Some 310 people arrived on Sunday, taking the total this year past 11,000.

And Border Force will be concerned about the growing number of people arriving as the weather improves.

Home Office records show more than 300 asylum seekers have arrived on three of the last four days.

It comes as Labour was forced to rewrite Keir Starmer's flagship migrant deal with France amid fears migrants were just returning in lorries.

The "one-in-one-out" agreement said asylum seekers caught in a boat could be returned.

But smugglers began trafficking migrants already deported from the UK back in lorries.

So the Home Office agreed with Paris to create "returnee" cases.

Officials believe at least four migrants deported from France travelled back in a lorry over a two-week period in March.

The UK has removed to France 921 migrants who arrived on small boats since the treaty came into effect on 6 August last year, which represents 3.5% of all such arrivals in the same period.

Home Secretary Shabana Mahmood, in a letter to Laurent Nuñez, the French interior minister, said: “Following our recent meeting which allowed us to observe the quality of the cooperation established under the agreement … I wish to propose an addition to the objectives of the agreement, explicitly adding the objective of deterring clandestine returns to the UK by individuals previously transferred to France under the agreement.”

Organised crime gangs have spread out even further along the coast, as far south as Dieppe, to avoid French law enforcement efforts.

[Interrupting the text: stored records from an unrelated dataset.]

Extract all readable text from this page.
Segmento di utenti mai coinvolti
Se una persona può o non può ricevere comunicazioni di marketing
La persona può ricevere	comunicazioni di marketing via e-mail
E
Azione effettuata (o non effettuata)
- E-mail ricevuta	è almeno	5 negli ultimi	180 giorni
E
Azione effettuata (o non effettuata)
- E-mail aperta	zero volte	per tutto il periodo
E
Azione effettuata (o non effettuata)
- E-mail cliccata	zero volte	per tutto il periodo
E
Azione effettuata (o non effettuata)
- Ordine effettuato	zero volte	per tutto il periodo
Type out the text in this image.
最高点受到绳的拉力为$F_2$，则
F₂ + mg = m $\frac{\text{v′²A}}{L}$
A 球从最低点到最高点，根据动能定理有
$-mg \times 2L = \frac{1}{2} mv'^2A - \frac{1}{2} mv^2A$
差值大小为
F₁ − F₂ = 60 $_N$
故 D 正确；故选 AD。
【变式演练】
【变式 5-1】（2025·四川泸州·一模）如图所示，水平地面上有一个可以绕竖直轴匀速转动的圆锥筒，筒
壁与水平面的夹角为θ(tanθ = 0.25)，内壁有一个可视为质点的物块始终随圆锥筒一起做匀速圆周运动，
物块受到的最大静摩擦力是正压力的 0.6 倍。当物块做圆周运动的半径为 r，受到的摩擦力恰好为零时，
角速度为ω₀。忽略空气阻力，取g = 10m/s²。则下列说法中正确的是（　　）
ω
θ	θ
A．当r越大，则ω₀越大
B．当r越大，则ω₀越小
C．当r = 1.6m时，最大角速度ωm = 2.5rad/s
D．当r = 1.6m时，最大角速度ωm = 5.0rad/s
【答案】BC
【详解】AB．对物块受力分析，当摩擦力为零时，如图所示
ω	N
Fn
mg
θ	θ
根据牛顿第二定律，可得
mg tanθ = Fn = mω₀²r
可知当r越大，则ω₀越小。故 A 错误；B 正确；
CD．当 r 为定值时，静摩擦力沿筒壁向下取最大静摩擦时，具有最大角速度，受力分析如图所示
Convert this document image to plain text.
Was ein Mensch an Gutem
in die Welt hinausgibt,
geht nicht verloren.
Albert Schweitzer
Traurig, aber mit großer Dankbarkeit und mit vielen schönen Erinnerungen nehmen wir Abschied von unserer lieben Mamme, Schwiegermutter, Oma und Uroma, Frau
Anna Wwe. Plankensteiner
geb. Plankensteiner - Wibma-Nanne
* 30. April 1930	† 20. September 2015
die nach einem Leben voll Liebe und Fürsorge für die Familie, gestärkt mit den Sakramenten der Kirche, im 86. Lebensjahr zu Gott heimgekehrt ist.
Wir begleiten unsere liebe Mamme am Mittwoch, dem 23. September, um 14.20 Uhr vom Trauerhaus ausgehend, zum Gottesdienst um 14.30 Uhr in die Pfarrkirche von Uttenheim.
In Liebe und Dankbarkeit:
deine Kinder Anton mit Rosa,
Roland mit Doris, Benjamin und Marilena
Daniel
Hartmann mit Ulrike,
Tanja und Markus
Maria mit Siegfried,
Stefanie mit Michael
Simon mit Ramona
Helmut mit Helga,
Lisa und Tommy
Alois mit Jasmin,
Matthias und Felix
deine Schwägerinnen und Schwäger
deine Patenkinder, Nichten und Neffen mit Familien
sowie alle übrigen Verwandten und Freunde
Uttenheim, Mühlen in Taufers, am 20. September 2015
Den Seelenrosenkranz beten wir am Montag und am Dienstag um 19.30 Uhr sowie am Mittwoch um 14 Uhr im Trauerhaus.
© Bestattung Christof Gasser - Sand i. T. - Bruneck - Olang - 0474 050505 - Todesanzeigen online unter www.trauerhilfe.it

Migrants are now being forced to spend 20 hours on dangerously overcrowded dinghies which often fill up with water and petrol.

Dr Peter Walsh, senior researcher at the Migration Observatory at the University of Oxford, said: "Arguably this is the strongest indicator that French and British enforcement efforts on the French coastline are having an impact because they are changing smuggler behaviour.

"That does suggest departing from the usual places in Northern France is becoming less viable, but it also means the boats and migrants are taking potentially longer and more dangerous journeys."

"Organised crime are adapting their tactics to stretch greater attempts by law enforcement particularly in France, in particular by launching from the Belgian coast," said John Vine, the former Independent Chief Inspector of Borders and Immigration.

"Although the figures for crossings are down on last year , the fact remains that this trade will continue unless and until there is a credible deterrent to tackle the demand.

"Enforcement alone will not end illegal small boat crossings."